Environmental groups sue EPA over failure to regulate harmful pollutants
Washington, DC – The Courthouse News Service is reporting that environmental groups filed a lawsuit against the Environmental Protection Agency claiming the agency’s failure to regulate harmful pollutants that come from rubber and latex factories is causing communities along the Gulf Coast to suffer a slew of adverse health effects.
Under the Clean Air Act, every eight years the EPA has to review the emission standards for Group I polymers and resins, synthetic substances that make up materials like plastics, latex and rubber. The last time the EPA reviewed and updated many of them was in 2008 — ignoring a 2016 deadline. Some came up for review in 2019.
What’s more, the agency hasn’t reported to Congress the risks that hazardous air pollutants might have on public health, which is also a requirement under the Clean Air Act.
“While EPA has failed and continues to fail to act, community members suffer the consequences of exposure to toxic air pollution from polymers and resins facilities,” Thursday’s lawsuit states.
In this case, the public health risks are high and varied, as toxic chemicals like chloroprene and ethylene oxide that emit from these facilities cause cancer, as well as respiratory, neurological, developmental and reproductive harm, and damage to surrounding wildlife, water and ecosystems.

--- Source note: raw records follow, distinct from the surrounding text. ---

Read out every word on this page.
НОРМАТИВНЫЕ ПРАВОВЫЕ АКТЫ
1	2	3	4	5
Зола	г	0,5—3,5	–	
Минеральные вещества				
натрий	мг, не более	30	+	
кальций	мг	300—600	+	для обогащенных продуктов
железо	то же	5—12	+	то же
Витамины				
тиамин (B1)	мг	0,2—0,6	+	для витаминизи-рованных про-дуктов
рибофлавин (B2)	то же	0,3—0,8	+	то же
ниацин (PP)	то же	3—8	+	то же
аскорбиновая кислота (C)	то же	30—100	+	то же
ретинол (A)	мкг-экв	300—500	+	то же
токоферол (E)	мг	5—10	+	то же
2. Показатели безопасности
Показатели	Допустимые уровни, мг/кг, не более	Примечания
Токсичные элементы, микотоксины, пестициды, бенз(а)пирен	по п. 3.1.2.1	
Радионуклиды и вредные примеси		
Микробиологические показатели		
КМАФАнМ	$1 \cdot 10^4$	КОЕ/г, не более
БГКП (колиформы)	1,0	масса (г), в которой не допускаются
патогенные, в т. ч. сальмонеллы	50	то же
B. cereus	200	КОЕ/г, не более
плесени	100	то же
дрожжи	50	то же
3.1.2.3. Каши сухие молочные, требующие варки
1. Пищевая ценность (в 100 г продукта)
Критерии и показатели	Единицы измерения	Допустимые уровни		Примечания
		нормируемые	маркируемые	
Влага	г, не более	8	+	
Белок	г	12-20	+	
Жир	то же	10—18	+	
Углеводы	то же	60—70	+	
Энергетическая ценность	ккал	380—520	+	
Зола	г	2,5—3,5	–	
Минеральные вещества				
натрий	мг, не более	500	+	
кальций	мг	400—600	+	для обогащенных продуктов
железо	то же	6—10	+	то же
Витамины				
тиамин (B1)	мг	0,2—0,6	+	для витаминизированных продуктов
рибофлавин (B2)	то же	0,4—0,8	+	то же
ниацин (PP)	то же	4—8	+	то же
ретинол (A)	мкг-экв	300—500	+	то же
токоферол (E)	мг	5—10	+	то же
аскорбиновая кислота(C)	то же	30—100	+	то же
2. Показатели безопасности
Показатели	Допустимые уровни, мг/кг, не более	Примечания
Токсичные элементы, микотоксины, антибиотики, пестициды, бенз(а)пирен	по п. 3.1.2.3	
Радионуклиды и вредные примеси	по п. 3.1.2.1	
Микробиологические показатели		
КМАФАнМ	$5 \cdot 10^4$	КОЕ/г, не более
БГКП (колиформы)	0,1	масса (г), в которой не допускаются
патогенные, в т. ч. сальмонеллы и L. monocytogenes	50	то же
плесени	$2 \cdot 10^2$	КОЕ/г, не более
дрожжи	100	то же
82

Facilities like these have caused the nearby Black community of St. John the Baptist Parish to be nicknamed “Cancer Alley,” as the 85-mile stretch of land along the Mississippi River between Baton Rouge and Louisiana is home to many factories which emit harmful pollutants, and cause the individuals living in the parish to face the highest cancer risk in the entire nation.
The cancer risk in St. John is over 15 times above EPA’s unacceptable level.
“Communities shouldn’t have to sue EPA to compel the agency to do its job, but this, especially the health emergency in St. John, has reached the point where suit is needed to ensure EPA fulfills its duty to protect public health,” Deena Tumeh, an EarthJustice attorney who filed the lawsuit on behalf of Concerned Citizens of St. John, the Louisiana Environmental Action Network and the Sierra Club, said in an email.
The EPA has been the recipient of many lawsuits from Concerned Citizens of St. John, which called on the agency to create an emergency action plan to strengthen regulations for cancer-causing pollutants in May.
“EPA has long known that St. John residents face unacceptable cancer threats from breathing industrial fumes every day, yet for years EPA has failed to fulfill its basic responsibility to protect public health and fix this shocking problem of toxic air pollution and injustice,” Emma Cheuse, another Earthjustice attorney who filed Thursday’s lawsuit, said in a May press release.